Это требование жизни, и вот только в несоответствии с ним предложения наших художников — трагедия живописного безвременья.
Каково же отношение группирующихся сейчас в России художественных сект к этому крику жизни?
Сейчас налицо три более или менее определенных течения.
Вульгарный реализм, импрессионизм и неореализм — новшества самых различных наименований.
Первое группируется вокруг «передвижной», «периодической» и «Петербургского салона», второе — «Союза» и «Мира искусства», третье — «Бубнового валета» и меняющих названия выставок Гончаровой и Ларионова: «Ослиный хвост», «№ 4» и т. д.
Оговариваюсь, деление на выставки условно, например, С. Ю. Жуковский — человек… с очень широкими «способностями» и одинаково торгует и на «Передвижной», и в «Союзе», левее — Давид Бурлюк, как настоящий кочевник, раскидывал шатер, кажется, под всеми небами… но деление на выставки — пока единственный способ классификации живущих художников.
Чтоб быть объективным, постараюсь без трепещущего уважения проходить мимо седин гордящихся прошлым маститых профессоров, но и новаторам не поверю на слово, они-де молодежь, значит, и передовые, значит, и «хорошие».
Какова же физиономия сегодняшнего дня?
Вульгарный реализм.
Об этих можно б, казалось, и не говорить совсем.
Вернисаж передвижной. Три-четыре человека, о которых не хочется говорить.
Репин, Касаткин, Богданов-Вельский — славные художники для вымирающих богаделен стариков. Живите на проценты прошлого величия. Не хотят. И вот Репин вообразил себя чуть не отцом сезона, Богданов-Вельский бросился за воздухом импрессионистов. Кому это нужно? Как у Арцыбашева, изношенная женщина хвастается, что у нее еще «спина молодая».
Впрочем, оставлю их, эта статья пишется не для эпатирования людей с катаром вкуса. Да и художники эти когда-то много потрудились на пользу отечественной этнографии.
Эти все-таки неинтересны для нас не потому, что мелки, а просто как люди умершего времени.
Отвратительны не они, отвратительна бодрствующая передвижная, дилетанты даже своего ремесла.
Маковские, искалечившие не одну сотню молодых «академиков», с добросовестностью премированного сплетника выворачивающие жизнь передних, бесстрастно-евнушески дублирующие серенькую обывательщину.
Бодаревские, коллекционеры бюстов, выписывающие для отдельных кабинетов и номеров для приезжающих, без вывески, купальщиц, натурщиц и пр. бедра.
Это уже противно по-настоящему, как любовь Передонова.

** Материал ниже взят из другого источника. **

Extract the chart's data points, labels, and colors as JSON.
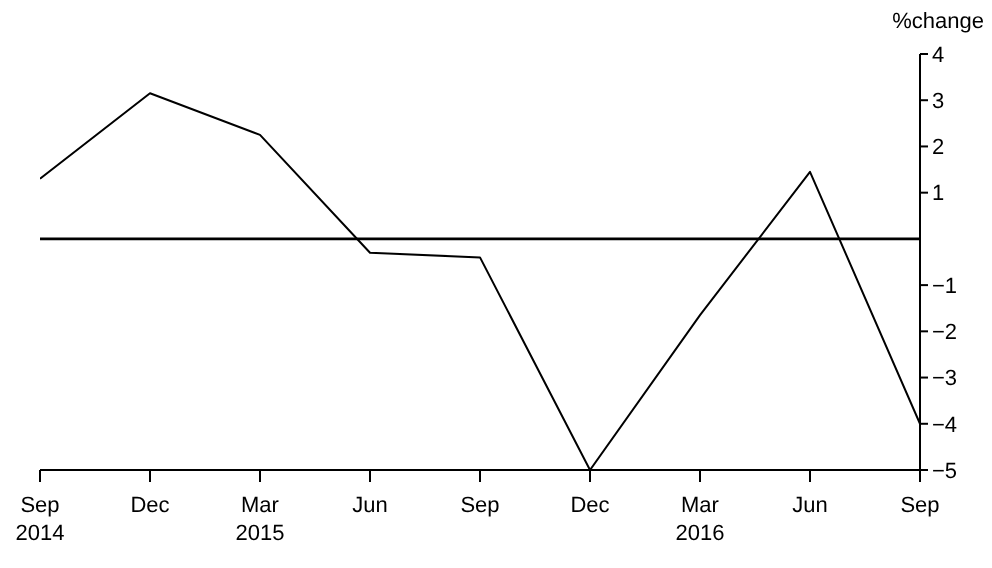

Помните: «тепленькая, чуть-чуть трупцем припахивает».
Мне скажут: охота говорить о них, ведь давно на эти выставки приходит только какой-то чиновник с флюсом, два приказчика рыбной лавки да десятка три-четыре несовершеннолетних под наблюдением живо интересующихся кухарок. Да, у нас это так, но возьмите провинцию. Пока развозят только одну передвижную, вся эта пошлость — законодательница вкуса. Вот почему с особенным удовольствием хочется кричать, кричать и кричать: у них нет искусства, потому что они картинами пользуются для дешевенького рассказа или копируют всевозможную порнографию для любителей сала.

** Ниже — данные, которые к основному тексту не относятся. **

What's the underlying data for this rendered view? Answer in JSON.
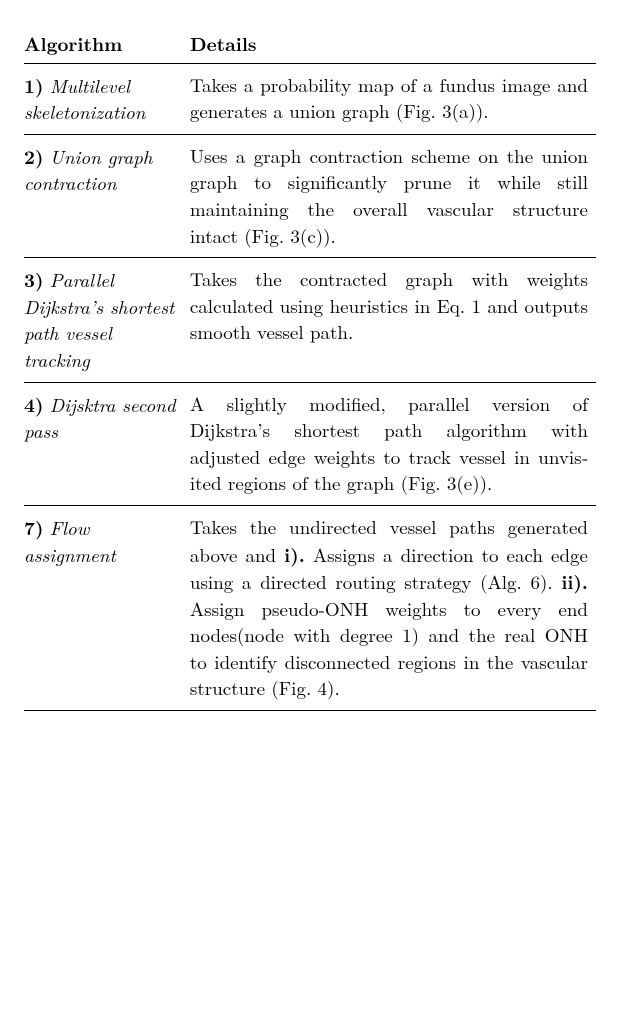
{
  "table": {
    "header_algorithm": "Algorithm",
    "header_details": "Details",
    "rows": [
      {
        "num": "1",
        "name": "Multilevel skeletoniza­tion",
        "details_html": "Takes a probability map of a fun­dus image and generates a union graph (Fig. 3(a))."
      },
      {
        "num": "2",
        "name": "Union graph contraction",
        "details_html": "Uses a graph contraction scheme on the union graph to sig­nificantly prune it while still maintaining the overall vascular structure intact (Fig. 3(c))."
      },
      {
        "num": "3",
        "name": "Parallel Dijkstra’s shortest path vessel tracking",
        "details_html": "Takes the contracted graph with weights calculated using heuris­tics in Eq. 1 and outputs smooth vessel path."
      },
      {
        "num": "4",
        "name": "Dijsktra second pass",
        "details_html": "A slightly modified, parallel ver­sion of Dijkstra’s shortest path algorithm with adjusted edge weights to track vessel in unvis­ited regions of the graph (Fig. 3(e))."
      },
      {
        "num": "7",
        "name": "Flow assignment",
        "details_html": "Takes the undirected vessel paths generated above and <span class=\"bold\">i).</span> Assigns a direction to each edge us­ing a directed routing strategy (Alg. 6). <span class=\"bold\">ii).</span> Assign pseudo-ONH weights to every end nodes(node with degree 1) and the real ONH to identify disconnected regions in the vascular structure (Fig. 4)."
      }
    ]
  }
}
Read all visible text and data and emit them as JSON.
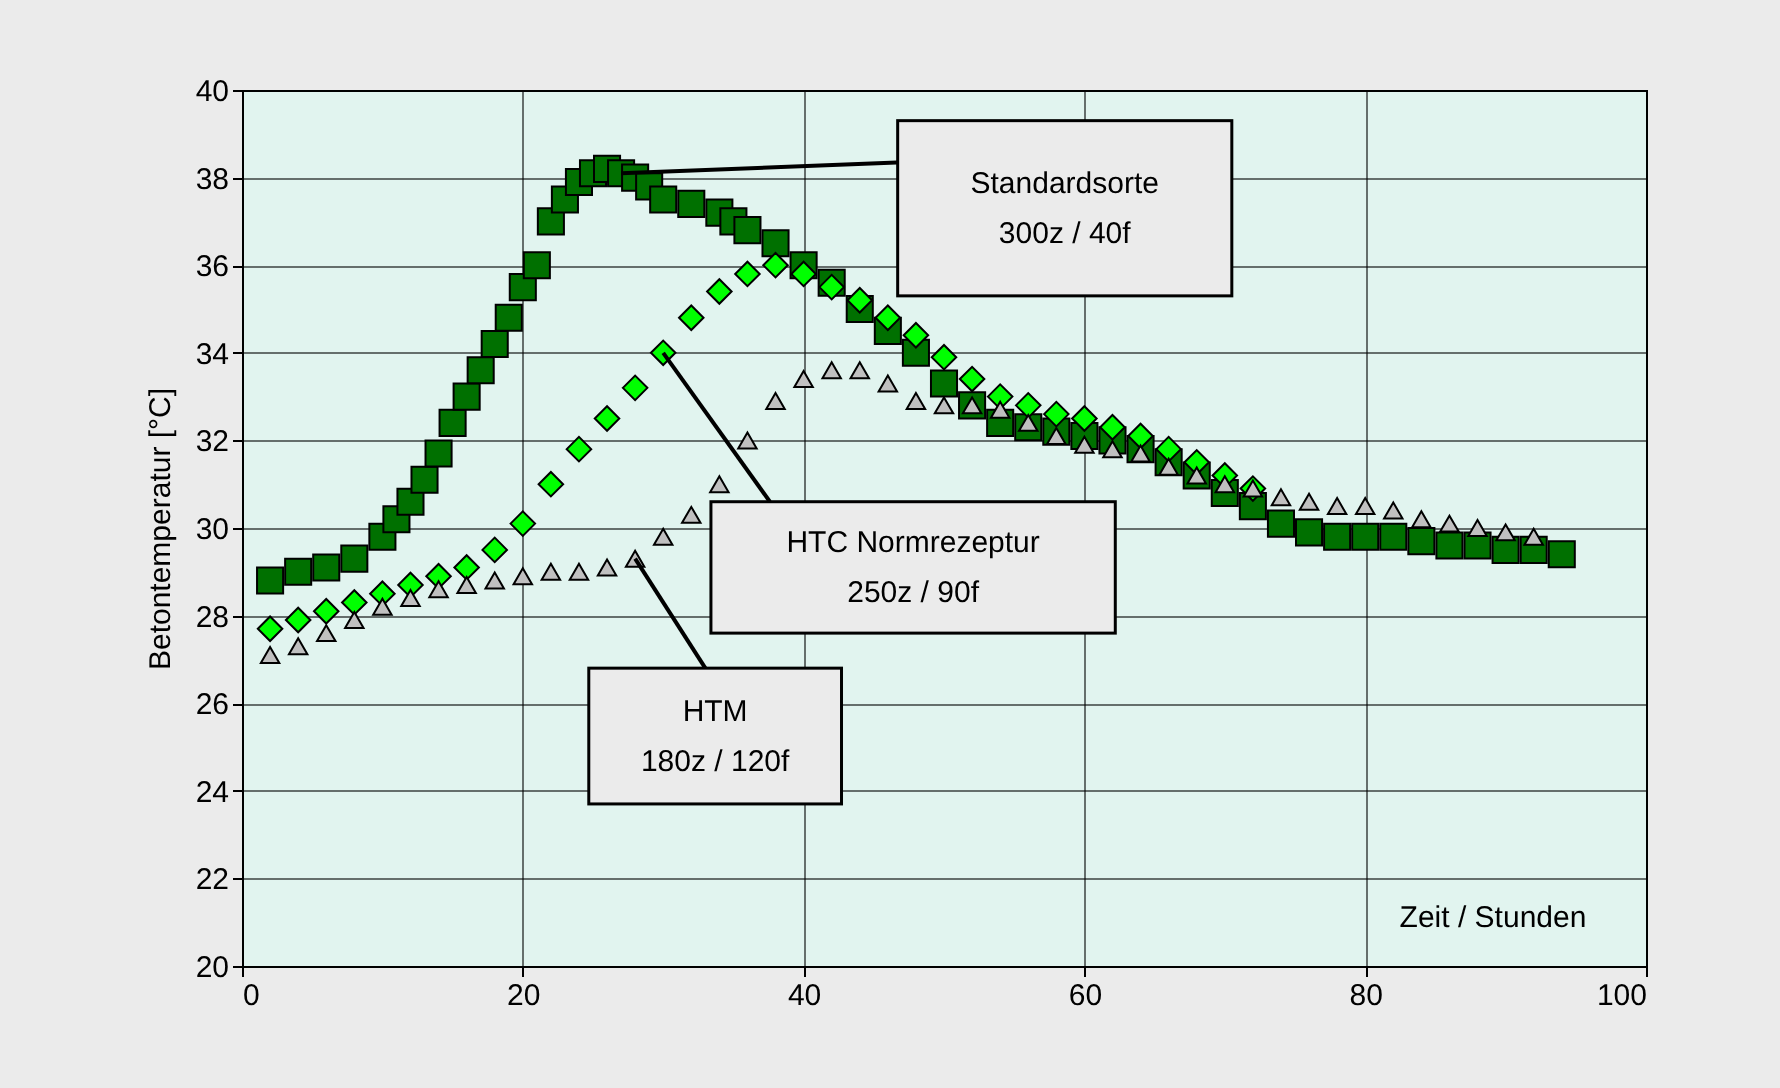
{
  "chart_data": {
    "type": "scatter",
    "xlabel": "Zeit / Stunden",
    "ylabel": "Betontemperatur [°C]",
    "xlim": [
      0,
      100
    ],
    "xticks": [
      0,
      20,
      40,
      60,
      80,
      100
    ],
    "ylim": [
      20,
      40
    ],
    "yticks": [
      20,
      22,
      24,
      26,
      28,
      30,
      32,
      34,
      36,
      38,
      40
    ],
    "grid": true,
    "series": [
      {
        "marker": "square",
        "color": "#007000",
        "x": [
          2,
          4,
          6,
          8,
          10,
          11,
          12,
          13,
          14,
          15,
          16,
          17,
          18,
          19,
          20,
          21,
          22,
          23,
          24,
          25,
          26,
          27,
          28,
          29,
          30,
          32,
          34,
          35,
          36,
          38,
          40,
          42,
          44,
          46,
          48,
          50,
          52,
          54,
          56,
          58,
          60,
          62,
          64,
          66,
          68,
          70,
          72,
          74,
          76,
          78,
          80,
          82,
          84,
          86,
          88,
          90,
          92,
          94
        ],
        "values": [
          28.8,
          29.0,
          29.1,
          29.3,
          29.8,
          30.2,
          30.6,
          31.1,
          31.7,
          32.4,
          33.0,
          33.6,
          34.2,
          34.8,
          35.5,
          36.0,
          37.0,
          37.5,
          37.9,
          38.1,
          38.2,
          38.1,
          38.0,
          37.8,
          37.5,
          37.4,
          37.2,
          37.0,
          36.8,
          36.5,
          36.0,
          35.6,
          35.0,
          34.5,
          34.0,
          33.3,
          32.8,
          32.4,
          32.3,
          32.2,
          32.1,
          32.0,
          31.8,
          31.5,
          31.2,
          30.8,
          30.5,
          30.1,
          29.9,
          29.8,
          29.8,
          29.8,
          29.7,
          29.6,
          29.6,
          29.5,
          29.5,
          29.4
        ]
      },
      {
        "marker": "diamond",
        "color": "#00ff00",
        "x": [
          2,
          4,
          6,
          8,
          10,
          12,
          14,
          16,
          18,
          20,
          22,
          24,
          26,
          28,
          30,
          32,
          34,
          36,
          38,
          40,
          42,
          44,
          46,
          48,
          50,
          52,
          54,
          56,
          58,
          60,
          62,
          64,
          66,
          68,
          70,
          72
        ],
        "values": [
          27.7,
          27.9,
          28.1,
          28.3,
          28.5,
          28.7,
          28.9,
          29.1,
          29.5,
          30.1,
          31.0,
          31.8,
          32.5,
          33.2,
          34.0,
          34.8,
          35.4,
          35.8,
          36.0,
          35.8,
          35.5,
          35.2,
          34.8,
          34.4,
          33.9,
          33.4,
          33.0,
          32.8,
          32.6,
          32.5,
          32.3,
          32.1,
          31.8,
          31.5,
          31.2,
          30.9
        ]
      },
      {
        "marker": "triangle",
        "color": "#c0c0c0",
        "x": [
          2,
          4,
          6,
          8,
          10,
          12,
          14,
          16,
          18,
          20,
          22,
          24,
          26,
          28,
          30,
          32,
          34,
          36,
          38,
          40,
          42,
          44,
          46,
          48,
          50,
          52,
          54,
          56,
          58,
          60,
          62,
          64,
          66,
          68,
          70,
          72,
          74,
          76,
          78,
          80,
          82,
          84,
          86,
          88,
          90,
          92
        ],
        "values": [
          27.1,
          27.3,
          27.6,
          27.9,
          28.2,
          28.4,
          28.6,
          28.7,
          28.8,
          28.9,
          29.0,
          29.0,
          29.1,
          29.3,
          29.8,
          30.3,
          31.0,
          32.0,
          32.9,
          33.4,
          33.6,
          33.6,
          33.3,
          32.9,
          32.8,
          32.8,
          32.7,
          32.4,
          32.1,
          31.9,
          31.8,
          31.7,
          31.4,
          31.2,
          31.0,
          30.9,
          30.7,
          30.6,
          30.5,
          30.5,
          30.4,
          30.2,
          30.1,
          30.0,
          29.9,
          29.8
        ]
      }
    ],
    "annotations": [
      {
        "text": "Standardsorte\n300z / 40f",
        "x": 27,
        "y": 38.1
      },
      {
        "text": "HTC Normrezeptur\n250z / 90f",
        "x": 30,
        "y": 34.0
      },
      {
        "text": "HTM\n180z / 120f",
        "x": 28,
        "y": 29.3
      }
    ]
  }
}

Вот с этим подражанием природе, исключительно для выразительности рассказываемого анекдотца, боролись первые русские импрессионисты во главе с Мусатовым. Его работы показывали возможность искания. Результат — свет и воздух. Это могло верно привести хотя бы к нахождению элементов живописи — цвет, линия и форма как самоценные величины. Но продолжатели русского импрессионизма взяли не метод работы, а его результаты. Как академисты заучили правила списывания, эти заучили условные цвета, заимствовали проблески стилизации. И вот «когда меж собой поделили наследники царство и трон, то новый шаблон, говорили, похож был на старый шаблон».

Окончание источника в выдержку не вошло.